After a month-long beta trial, the ZumoCast application is officially launching today, giving consumers a way to access their personal video and music libraries stored on their computer from an iPad or iPhone. The concept is similar to cloud computing; however, ZumoCast only streams songs or files when they are requested, rather storing everything on a third-party server. Expect ZumoCast’s launch to be just the tip of the iceberg for solutions that are trying to eliminate the difficult and escalating problem of moving content from between stationary devices to phones, netbooks, tablets and other portable electronics. Expect wireless carriers, handset manufacturers and other third-parties, to enter the space with consumers left wondering who they should trust with their storing and accessing their data.
ZumoCast works by installing the application on both your computer (Mac or Windows) and then also on your iPhone or iPad. You must tell the app what files to make available, so that those videos, pictures or documents can be streamed to your mobile device.

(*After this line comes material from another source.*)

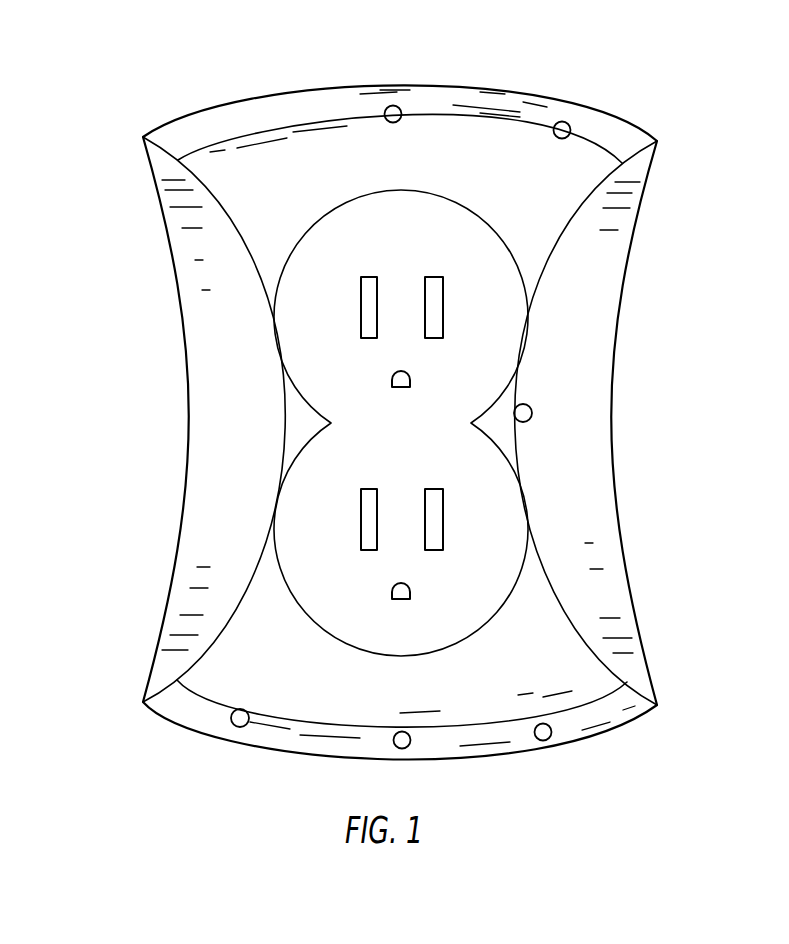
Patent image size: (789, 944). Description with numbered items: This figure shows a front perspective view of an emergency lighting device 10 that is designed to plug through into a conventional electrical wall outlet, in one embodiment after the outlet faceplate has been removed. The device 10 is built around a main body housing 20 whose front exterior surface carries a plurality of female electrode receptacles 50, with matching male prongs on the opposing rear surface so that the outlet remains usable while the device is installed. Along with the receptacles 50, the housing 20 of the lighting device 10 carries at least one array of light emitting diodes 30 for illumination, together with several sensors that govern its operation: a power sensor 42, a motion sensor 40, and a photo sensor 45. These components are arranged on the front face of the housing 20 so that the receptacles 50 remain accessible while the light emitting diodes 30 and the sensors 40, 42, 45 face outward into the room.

In the official version, there’s support for streaming documents and playing your entire iTunes library, including viewing album art. The beta version focused on video streaming, which included real-time transcoding. In addition, ZumoCast allows you to download some of your videos and other files, so they can be viewed even if you are offline. Users can also access their content from any web browser.
ZumoCast’s CEO David Zhao said ZumoCast helps you eliminate the need for connecting the iPad and iPhone to the PC with a cord to sync data from the computer to the device: “The iPad is perfectly suited for enjoying your media library, but it is often difficult to get your music and videos on your device in the first place. ZumoCast not only makes it easy to wirelessly sync all your media with your devices, but it does so without requiring you to upload it to the cloud, which is both time-consuming and costly.